Care to Learn is Springfield-born and currently has 38 chapters statewide. Its services address health, hunger and hygiene needs for children. Following shutdowns and hybrid learning models, many children returning to school last fall had unmet needs in each category. Care to Learn provides staples including deodorant, body wash and shampoo in addition to food and clothing.
While recipients often receive packages of pre-selected items, Simon recognizes the small joys children feel when they get to choose their own items—whether that’s a pair of shoes or their favorite foods. She credits the incredible work of chapter liaisons in making these experiences happen.
“That’s what’s great about Care to Learn; there is no red tape,” she says. “We can make it happen that day.”
Although changes happen incrementally, Simon also has big-picture plans. She wants to continue to share the Care to Learn mission across the state, with the goal of doubling in size in two to three years. She aims to raise $1 million to continue to support feeding programs, pantries, hygiene items and medical expenses, and she’d like to establish matching gifts for new chapters.
Simon’s goals are ambitious, but she credits her professional experience with reminding her of what’s possible—and what’s important. As the former COO of Camp Barnabas, she praises that program with shaping who she is today. Her day-to-day might now be different, but the lessons are universal.
“Recognize that not everyone will agree with decisions you make, and that’s okay,” she says. “I lean on my faith. I remind myself that whatever it is, unmet expectations, other people’s opinions—none of it is going to last.”

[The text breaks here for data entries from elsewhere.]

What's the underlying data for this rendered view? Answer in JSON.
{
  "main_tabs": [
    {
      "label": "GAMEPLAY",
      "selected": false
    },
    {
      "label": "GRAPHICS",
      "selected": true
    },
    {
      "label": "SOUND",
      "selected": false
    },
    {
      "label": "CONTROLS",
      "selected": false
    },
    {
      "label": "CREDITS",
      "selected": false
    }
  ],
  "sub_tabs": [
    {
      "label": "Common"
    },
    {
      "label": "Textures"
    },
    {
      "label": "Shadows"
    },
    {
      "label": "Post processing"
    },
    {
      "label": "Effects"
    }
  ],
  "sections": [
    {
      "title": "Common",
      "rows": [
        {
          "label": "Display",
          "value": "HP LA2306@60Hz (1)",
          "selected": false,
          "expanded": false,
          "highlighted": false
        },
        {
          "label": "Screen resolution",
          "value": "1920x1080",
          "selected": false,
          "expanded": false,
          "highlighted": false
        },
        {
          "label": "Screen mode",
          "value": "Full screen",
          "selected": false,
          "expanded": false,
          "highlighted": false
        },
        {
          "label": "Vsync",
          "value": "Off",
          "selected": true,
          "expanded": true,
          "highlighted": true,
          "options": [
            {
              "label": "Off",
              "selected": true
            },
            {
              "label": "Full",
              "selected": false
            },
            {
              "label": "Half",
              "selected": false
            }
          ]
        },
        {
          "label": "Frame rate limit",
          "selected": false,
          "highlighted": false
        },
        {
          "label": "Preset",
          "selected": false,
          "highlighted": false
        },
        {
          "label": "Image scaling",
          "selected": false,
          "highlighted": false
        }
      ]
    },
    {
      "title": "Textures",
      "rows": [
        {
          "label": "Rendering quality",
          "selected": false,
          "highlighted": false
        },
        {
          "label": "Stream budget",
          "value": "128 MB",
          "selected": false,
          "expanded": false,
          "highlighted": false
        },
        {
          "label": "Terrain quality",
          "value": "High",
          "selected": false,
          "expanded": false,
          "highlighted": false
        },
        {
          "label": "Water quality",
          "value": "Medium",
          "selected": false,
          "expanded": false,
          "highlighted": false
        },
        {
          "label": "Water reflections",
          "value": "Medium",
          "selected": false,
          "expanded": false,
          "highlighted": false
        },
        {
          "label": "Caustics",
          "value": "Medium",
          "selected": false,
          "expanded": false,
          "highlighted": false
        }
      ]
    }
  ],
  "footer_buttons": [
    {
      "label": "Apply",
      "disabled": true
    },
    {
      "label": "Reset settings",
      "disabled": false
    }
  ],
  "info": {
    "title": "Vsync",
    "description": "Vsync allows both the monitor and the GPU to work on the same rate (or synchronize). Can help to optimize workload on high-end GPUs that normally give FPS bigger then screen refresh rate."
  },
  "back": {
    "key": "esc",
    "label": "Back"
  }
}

Checking in with her personal “why” and Care to Learn’s mission gives her confidence in her strategies, and she credits three mentors who have remained steady advocates. Those include Jack Stack, whom she worked without of college, Debbie Shantz Hart, a 15-year friend and mentor, and Camp Barnabas board member Peter Herschend. Additionally, her family and her faith are her motivation, and her hope.
One piece of professional advice serves as a reminder during times of doubt. “Choose your hard,” she says. “It’s the best advice I ever got. Regardless of the choices you make, you’re going to have struggles. It’s what I go back to again and again. Everything is temporary.”